Interesante historia reserva el Parque Loma de San Juan

Santiago de Cuba, 11 de sept. – De mucha notoriedad en la ciudad de Santiago de Cuba es el Parque Loma San Juan-Árbol de la Paz, único que se conoce donde el visitante parece palpitar en medio de la Guerra Hispano-Cubana-Norteamericana, que a finales del siglo XIX puso fin al imperio colonial español, y vio surgir a la potencia imperialista de los Estados Unidos.

Testigo excepcional fue del desenlace de aquella contienda bélica, como refleja una tarja fijada en un fortín: “En esta colina las tropas norteamericanas dirigidas por el General William R. Shafter, y los cubanos comandados por el Mayor Ge­neral Calixto García Íñiguez, protagonizaron la última batalla contra el ejército que mantenía en Cuba la soberanía de España”.

El hecho, ocurrido entre el 12 de mayo y el 24 de agosto de 1898, está unido indisolublemente a la firma de la capitulación de Santiago de Cuba bajo la sombra de una ceiba cercana, que se distinguió a partir de ese suceso como el Árbol de la Paz.

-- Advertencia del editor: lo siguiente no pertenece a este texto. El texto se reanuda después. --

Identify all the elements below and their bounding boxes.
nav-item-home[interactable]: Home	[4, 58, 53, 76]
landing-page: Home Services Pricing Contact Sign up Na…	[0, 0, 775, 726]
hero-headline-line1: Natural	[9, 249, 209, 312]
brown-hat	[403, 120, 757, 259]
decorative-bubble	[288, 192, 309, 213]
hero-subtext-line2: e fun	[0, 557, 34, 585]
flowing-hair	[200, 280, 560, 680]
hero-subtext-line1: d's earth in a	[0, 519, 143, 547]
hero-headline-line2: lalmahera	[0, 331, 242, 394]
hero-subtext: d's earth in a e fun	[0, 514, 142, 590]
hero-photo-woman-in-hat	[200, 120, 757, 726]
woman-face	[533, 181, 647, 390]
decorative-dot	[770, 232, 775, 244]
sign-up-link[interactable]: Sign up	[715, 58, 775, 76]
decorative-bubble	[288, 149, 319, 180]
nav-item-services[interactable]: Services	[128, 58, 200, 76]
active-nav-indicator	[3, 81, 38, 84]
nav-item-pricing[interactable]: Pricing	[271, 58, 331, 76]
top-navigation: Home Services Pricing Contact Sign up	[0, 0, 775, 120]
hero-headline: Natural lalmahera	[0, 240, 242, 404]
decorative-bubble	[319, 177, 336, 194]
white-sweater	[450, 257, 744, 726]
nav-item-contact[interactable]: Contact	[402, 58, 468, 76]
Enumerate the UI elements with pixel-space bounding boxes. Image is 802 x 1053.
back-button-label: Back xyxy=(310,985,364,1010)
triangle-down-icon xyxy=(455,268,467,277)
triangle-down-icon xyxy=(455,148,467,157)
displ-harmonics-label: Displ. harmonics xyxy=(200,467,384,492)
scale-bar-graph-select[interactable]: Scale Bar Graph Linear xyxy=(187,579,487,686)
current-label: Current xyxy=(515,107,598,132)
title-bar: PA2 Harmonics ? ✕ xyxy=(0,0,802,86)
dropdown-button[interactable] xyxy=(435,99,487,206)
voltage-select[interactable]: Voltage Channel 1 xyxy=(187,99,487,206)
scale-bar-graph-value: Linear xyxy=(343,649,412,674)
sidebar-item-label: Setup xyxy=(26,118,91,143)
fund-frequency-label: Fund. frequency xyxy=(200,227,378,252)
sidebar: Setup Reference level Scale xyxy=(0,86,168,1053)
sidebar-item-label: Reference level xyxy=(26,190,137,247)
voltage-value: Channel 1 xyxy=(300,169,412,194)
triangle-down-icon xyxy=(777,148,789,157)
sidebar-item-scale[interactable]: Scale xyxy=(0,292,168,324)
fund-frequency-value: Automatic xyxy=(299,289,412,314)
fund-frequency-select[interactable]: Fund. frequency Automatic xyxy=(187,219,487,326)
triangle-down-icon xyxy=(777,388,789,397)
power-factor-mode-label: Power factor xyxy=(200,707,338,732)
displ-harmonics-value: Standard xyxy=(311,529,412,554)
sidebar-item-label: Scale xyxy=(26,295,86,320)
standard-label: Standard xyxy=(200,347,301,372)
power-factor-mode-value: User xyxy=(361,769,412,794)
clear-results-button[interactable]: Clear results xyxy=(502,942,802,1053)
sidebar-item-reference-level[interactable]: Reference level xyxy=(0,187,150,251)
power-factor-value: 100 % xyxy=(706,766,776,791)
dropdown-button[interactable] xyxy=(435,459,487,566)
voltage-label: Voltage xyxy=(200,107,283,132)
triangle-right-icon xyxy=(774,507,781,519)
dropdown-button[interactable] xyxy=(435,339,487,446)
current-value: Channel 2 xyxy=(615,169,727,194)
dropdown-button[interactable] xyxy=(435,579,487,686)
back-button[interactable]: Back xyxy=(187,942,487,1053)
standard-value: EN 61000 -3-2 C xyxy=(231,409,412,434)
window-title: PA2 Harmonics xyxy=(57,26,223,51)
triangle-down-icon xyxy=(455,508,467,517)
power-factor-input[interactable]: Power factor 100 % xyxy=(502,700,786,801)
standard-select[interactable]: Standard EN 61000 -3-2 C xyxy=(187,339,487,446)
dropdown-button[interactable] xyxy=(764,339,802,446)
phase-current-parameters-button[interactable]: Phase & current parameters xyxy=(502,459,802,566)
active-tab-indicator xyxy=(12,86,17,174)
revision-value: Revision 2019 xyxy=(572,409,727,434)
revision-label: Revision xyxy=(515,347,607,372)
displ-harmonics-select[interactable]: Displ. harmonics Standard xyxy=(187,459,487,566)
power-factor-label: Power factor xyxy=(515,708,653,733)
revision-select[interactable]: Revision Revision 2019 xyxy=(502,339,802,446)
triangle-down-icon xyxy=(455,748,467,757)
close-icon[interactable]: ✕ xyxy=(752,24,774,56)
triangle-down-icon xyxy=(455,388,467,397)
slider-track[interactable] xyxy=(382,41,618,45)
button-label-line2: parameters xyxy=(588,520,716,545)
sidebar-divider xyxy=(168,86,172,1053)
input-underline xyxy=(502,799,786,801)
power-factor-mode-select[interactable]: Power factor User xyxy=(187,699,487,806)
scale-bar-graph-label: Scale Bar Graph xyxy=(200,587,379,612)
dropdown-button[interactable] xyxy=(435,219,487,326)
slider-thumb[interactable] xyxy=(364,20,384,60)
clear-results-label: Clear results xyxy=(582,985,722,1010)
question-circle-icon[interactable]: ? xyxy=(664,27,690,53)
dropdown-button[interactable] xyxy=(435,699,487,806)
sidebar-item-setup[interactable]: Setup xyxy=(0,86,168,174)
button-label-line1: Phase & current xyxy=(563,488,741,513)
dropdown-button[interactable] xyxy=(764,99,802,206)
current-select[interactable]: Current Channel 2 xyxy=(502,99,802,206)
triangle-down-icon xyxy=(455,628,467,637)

Durante más de un siglo estuvo imponente en las alturas de San Juan, y creció paradójicamente en un lugar vinculado con la guerra, siempre firme como planta robusta, la casa preferida del curujey, productora de lana en primavera y en otoño desnuda para duplicar su poder.

En los montes cubanos aparece la ceiba aislada, pero aquella frondosa relucía en la Loma de San Juan, cual ejemplar entró en la historia al cobijar en su sombra el armisticio y la capitulación española ante la intervención norteamericana en Santiago de Cuba, firma que aconteció el sábado 16 de julio de 1898.

Allí se exhiben numerosos exponentes y locaciones, que expuestos desde 1929 hace más legítima la trascendencia del singular escenario en los combates terrestres de la conflagración, cuyo episodio naval tuvo lugar al oeste de la bahía santiaguera.

En el amplio espacio a cielo abierto sobresalen los monumentos dedicados en gesto de respeto y admiración a la gloria del mambí triunfador, al americano participante en la lucha por la independencia de Cuba, y al soldado español que supo morir en cumplimiento del deber.

Cuenta, además, con fortines, casamatas, piezas y municiones de artillería, trincheras abiertas en el fragor del combate, senderos y tarjas relacionados con lo sucedido y sus pro­tagonistas.

Otros elementos que fueron incorporados más adelante al cumplirse los 100 años del histórico episodio, aportan rigor a los hechos, según coinciden en afirmar varios especialistas que han dedicado buena parte de su vida a esos estudios.

Con respecto al Árbol de la Paz, tras morir precisamente en el año del centenario (1998) la añeja ceiba, fue colocada otra que ya sobrepasa los 15 metros de altura, y como su predecesora está sitiada por ocho enormes libros de bronce abiertos, cañones de la época y un profuso arbolado como el que debió predominar entonces.

No se sabe el día exacto y la hora del fallecimiento de este árbol querido y familiar para los pobladores santiagueros, pero sí sobran testimonios de que  al desplomarse dejó mucho ruido, hojas secas y un gran vacío en la Loma de San Juan, donde la ceiba más adulta de la localidad alcanzó una especial celebridad.

En un ángulo destacado, un monumento refleja la efigie de Calixto García y el texto de la carta que enviara el 17 de julio de aquel año al General Shafter, en protesta de la decisión de impedir la entrada a Santiago de Cuba de los dignos mambises, por el absurdo rumor de provocar posibles actos de represalia contra los españoles.

A raíz de los 500 años de la otrora villa santiaguera, en julio de 2015, se acometieron acciones integrales de conservación y restauración del patrimonio existente, así como en las áreas verdes, el arbolado y los viales, que agregan en conjunto un alto valor paisajístico al entorno.